Jean-Marc Desperrier wrote:
> Brian Smith a écrit :
> > 3. libpkix can enforce certificate policies (e.g. requiring EV
> > policy OIDs). Can the non-libpkix validation?
> 
> EV policy have been defined in a way that means they could be
> supported by a code that handles an extremely tiny part of all what's
> possible with RFC5280 certificate policies.

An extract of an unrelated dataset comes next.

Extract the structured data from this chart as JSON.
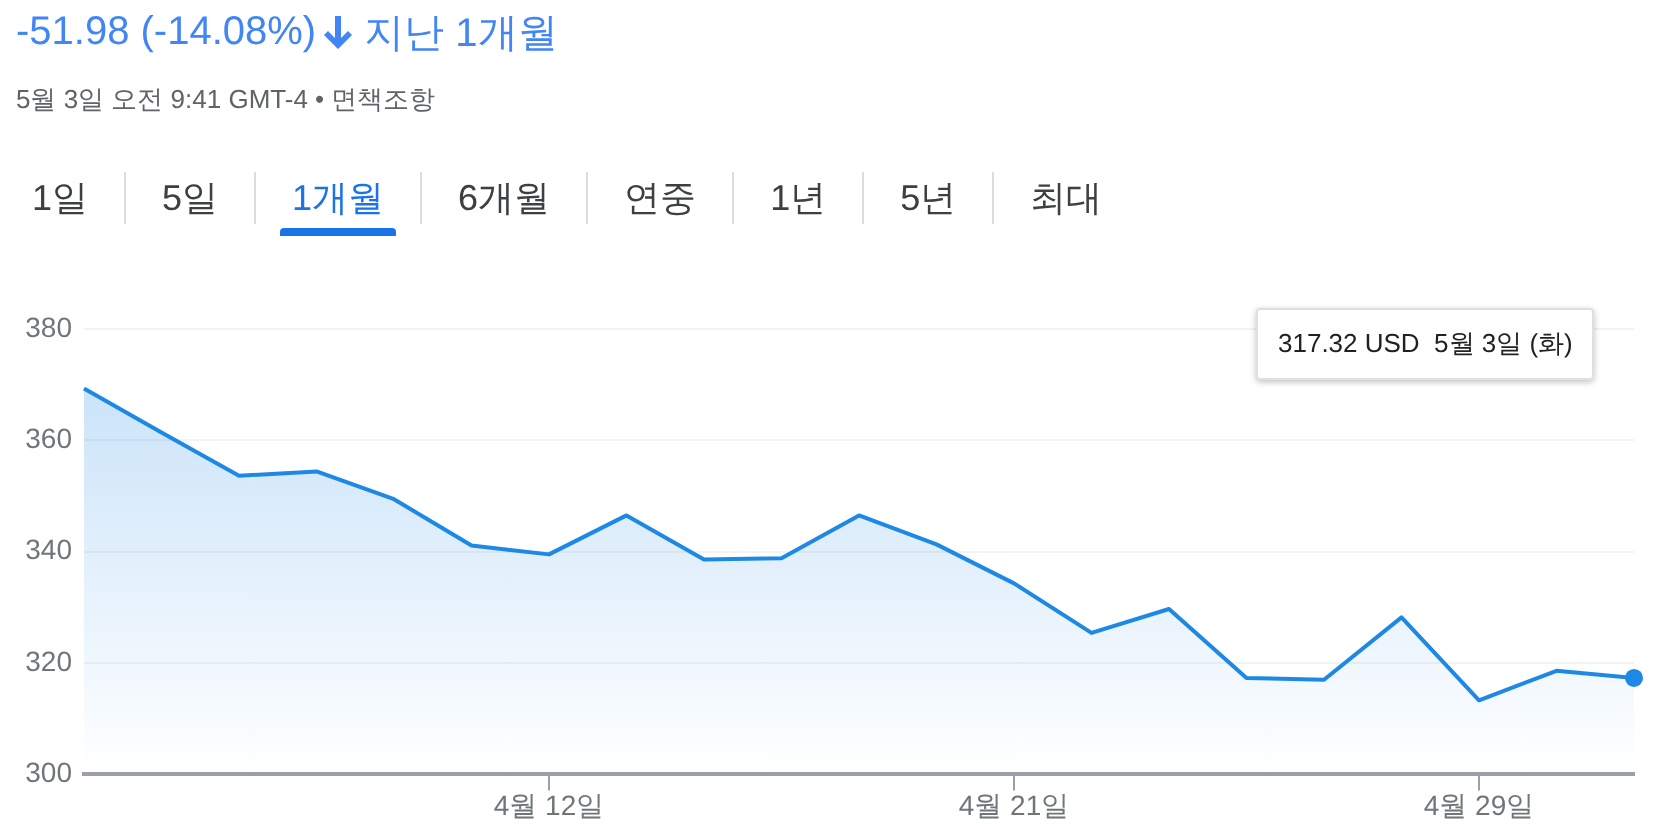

Right. How much of PKIX a client actually needs to implement is still an open 
question in my mind.

> They could even not be supported at all by NSS, and instead handled
> by a short bit of code inside PSM that inspects the certificate chain
> and extract the value of the OIDs. Given that the code above NSS needs
> anyway to have a list of EV OIDs/CA name hard coded (*if* I'm
> correct, I might be wrong on that one), it wouldn't change things that
> much actually.

AFAICT, it is important that you know the EV policy OID you are looking for 
during path building, because otherwise you might build a path that has a cert 
without the EV policy even when there is another possible path that uses certs 
that all have the policy OID.

On the other hand, do we really need to do path building at all? It seems 
reasonable to me to require that sites that want EV treatment to return (in 
their TLS Certificates message) a pre-constructed path with the correct certs 
(all with the EV policy OID) to verify (sans root), which is what the TLS 
specification requires anyway. So, I would say that, AFAICT, practical EV 
support doesn't really require PKIX processing, though other things might.